Por
los baldíos y las montañas aún se recuerdan las andanzas de aquella valquiria
que clavara su lanza en el corazón del señor solar. En los pueblos, al oír los
cascos de los caballos y ver asomarse las sombras largas de la tarde, los
muchachos oteaban en el horizonte de las ventanas suspirando por el paso de la amazona.
Pero
en el sur las fronteras del aire no eran seguras. Aún quedaba el señor de la
oscuridad, que sabía el modo de hurtar de los caseríos, y aun de algunas
ciudades, los ganados, las conservas, y la virtud de las doncellas.
Antes,
en el estallido de la mazorca sagrada, los coloridos granos de maíz tornaron
hacia los cuatro rumbos del universo. Varios fueron los soles y varias las
vidas.

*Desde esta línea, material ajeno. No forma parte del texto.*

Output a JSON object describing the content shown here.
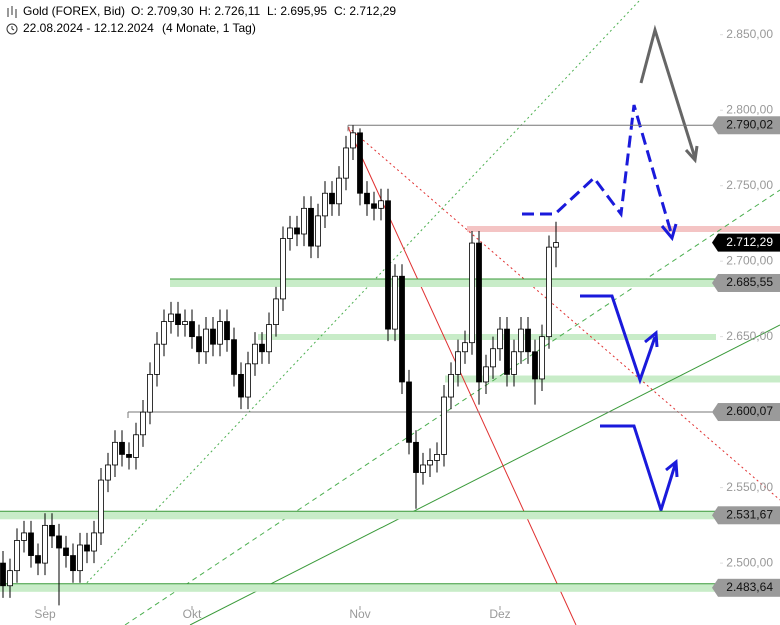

Después de eso el hombre verdadero se extravió, y con él se desvió
también la flor verdadera... el canto verdadero. Fue cuando la valquiria
apareció en el filo del ocaso, desnuda, del color de la tierra para cimbrar el
mundo.
Habló
la lengua de los hombres. Les dijo: “No huyan cuando la Madre Tierra se
estremezca. Está entumecida, y de vez en vez se mueve para cambiar de postura y
continuar sumergida en el arrullo del sueño cósmico”.
El
señor de la oscuridad caerá vencido, atravesado por el filo de la lanza de la
valquiria, cazadora implacable. La bella amazona subirá a la montaña, donde
invocará a la madre Tierra para restituir la luz, y devolverle la verdad a la
palabra. De la tierra brotarán árboles, y de los árboles frutos, y de los
frutos conocimiento.
Volveremos
del periplo sagrado para ser, por enésima vez, la gran metáfora, la misma que en
otro tiempo nos enseñara la hermana loba en el fino silencio del aullido, en el
gorgoteo de la primera palabra murmurada, hasta nombrarnos junto con el mundo.